The claim was based upon the provisions of the following general laws: Code § 89-830 (Ga. L. 1933, pp. 78, 92); Code Ann. § 92-5304 (Ga. L. 1937-38, Ex. Sess., pp. 297, 298; as amended, Ga. L. 1965, pp. 626, 627); Code § 92-8002; Code Ann. § 32-1106; and Code § 92-3805. It is undisputed that the plaintiff’s compensation during his tenure was a commission, as provided by a special law, i.e., Ga. L. 1931, pp. 390, 394; 1945, pp. 1078, 1079; 1953, Nov. Sess., pp. 2653, 2656, that compensation for the office was changed to a fixed salary alone by an amendment to the 1931 Act, i.e., Ga.
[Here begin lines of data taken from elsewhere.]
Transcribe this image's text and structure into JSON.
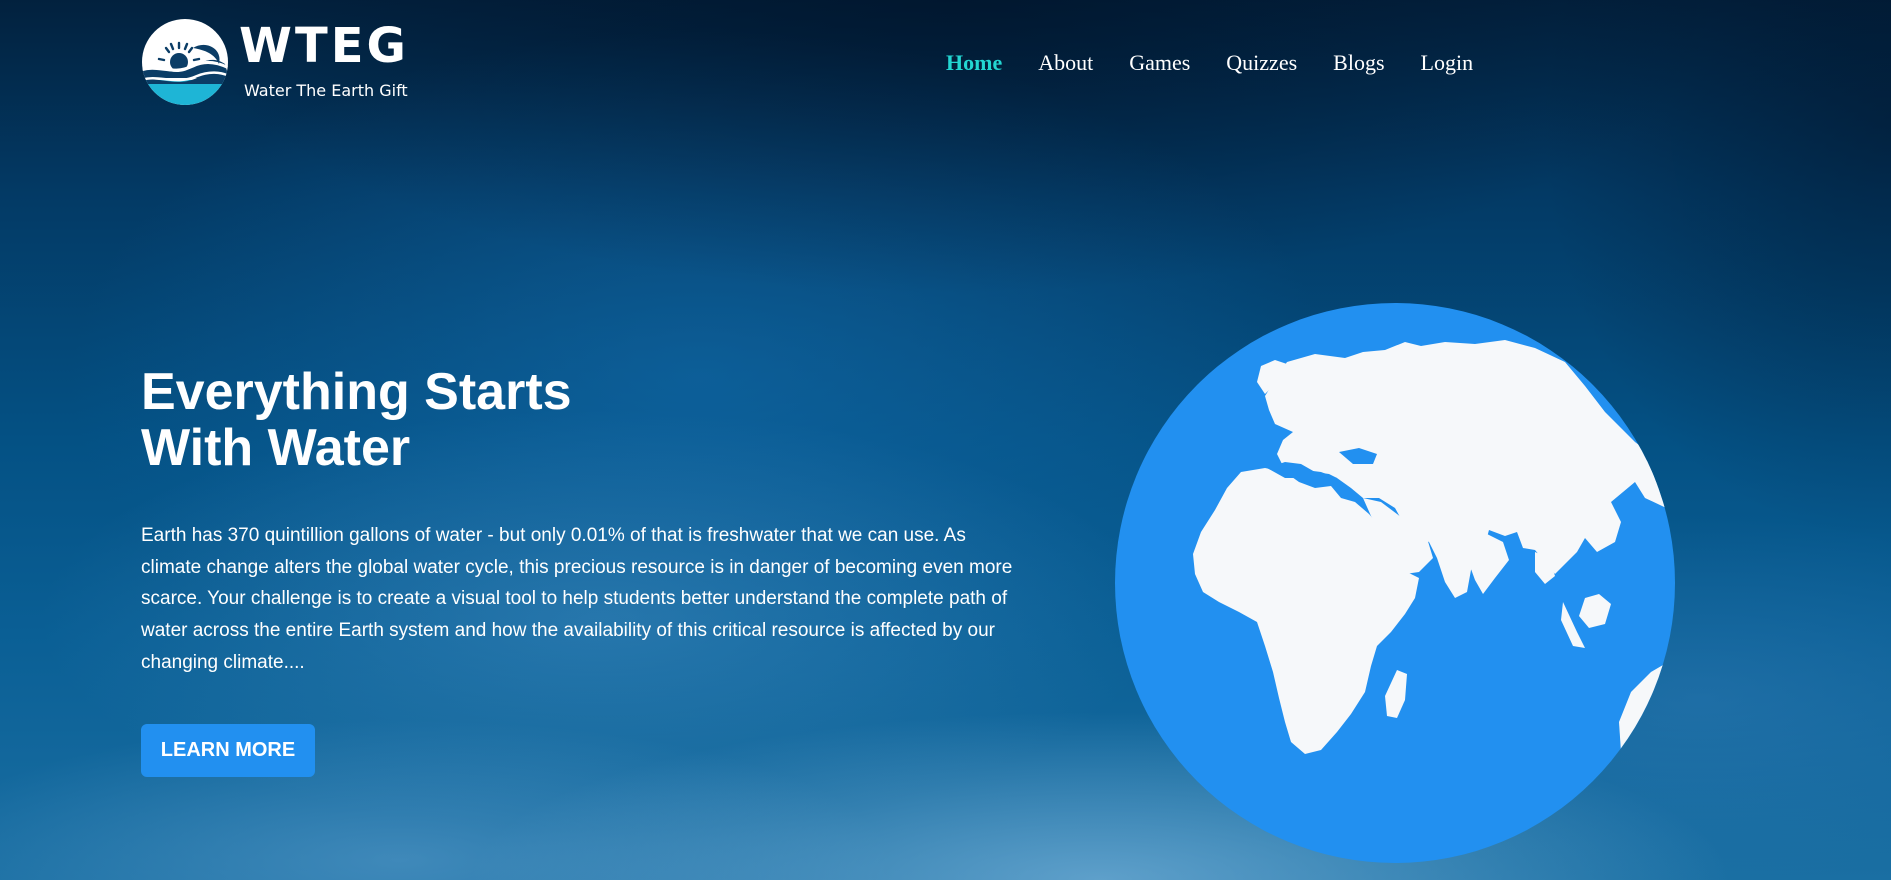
{
  "brand": {
    "name": "WTEG",
    "tagline": "Water The Earth Gift",
    "logo_icon": "sun-over-waves-logo"
  },
  "nav": {
    "items": [
      {
        "label": "Home",
        "active": true
      },
      {
        "label": "About",
        "active": false
      },
      {
        "label": "Games",
        "active": false
      },
      {
        "label": "Quizzes",
        "active": false
      },
      {
        "label": "Blogs",
        "active": false
      },
      {
        "label": "Login",
        "active": false
      }
    ]
  },
  "hero": {
    "headline_line1": "Everything Starts",
    "headline_line2": "With Water",
    "description": "Earth has 370 quintillion gallons of water - but only 0.01% of that is freshwater that we can use. As climate change alters the global water cycle, this precious resource is in danger of becoming even more scarce. Your challenge is to create a visual tool to help students better understand the complete path of water across the entire Earth system and how the availability of this critical resource is affected by our changing climate....",
    "cta_label": "LEARN MORE",
    "illustration_icon": "globe-icon"
  },
  "colors": {
    "accent": "#23d6d2",
    "button": "#2290f0",
    "globe_ocean": "#2290f0",
    "globe_land": "#f6f8fa",
    "logo_water": "#1eb5d6"
  }
}
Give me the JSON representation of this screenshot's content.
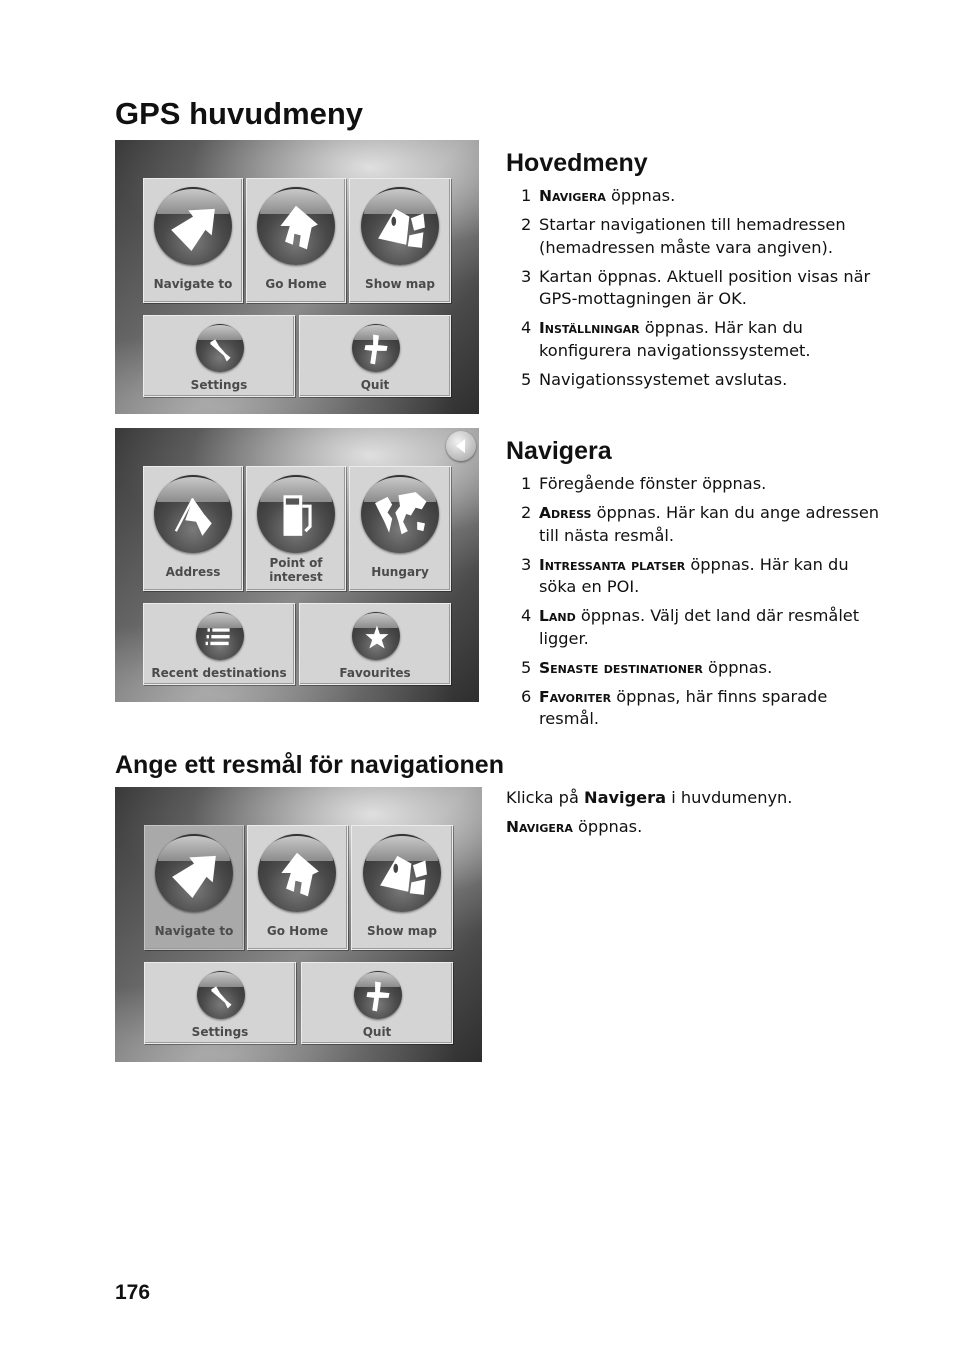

L. 1968, pp. 3473, 3475 (effective the day after the plaintiff’s last term of office terminated); and that another amendment to the 1931 Act, i.e., Ga. L. 1970, p. 3188, effective March 1, 1970, provided for compensation for the office by a fixed salary plus commissions allowed by Code Ann. § 92-5304, supra.

The plaintiff appeals from the order, certified for immediate review, denying his motion for summary judgment. Held:

1. Code § 89-830 (Ga. L. 1933, pp. 78, 92) provides as follows: "In case a tax collector has been succeeded in office by another person, a list of the uncollected items of tax appearing in the account of *454the outgoing tax collector at the time of the accounting as stated above shall be furnished by the State Revenue Commissioner or the county authority to the tax collector then in office, and it shall thenceforth be his duty, as the taxes are collected, to pay to the outgoing tax collector one-half of the commissions and to retain for his services one-half, the commissions to be calculated as if the amounts had been collected by the outgoing tax collector; and the outgoing tax collector shall no longer have the right or the duty to collect the taxes or to enforce the executions issued therefor, but all uncompleted duties in respect thereof shall pass to the successor. The outgoing tax collector and his sureties or his bond shall, upon his delivery to his successor of such books and papers in his office as relate to the uncollected taxes, be discharged of liability, except for defaults existing prior to that time.” (Emphasis supplied.)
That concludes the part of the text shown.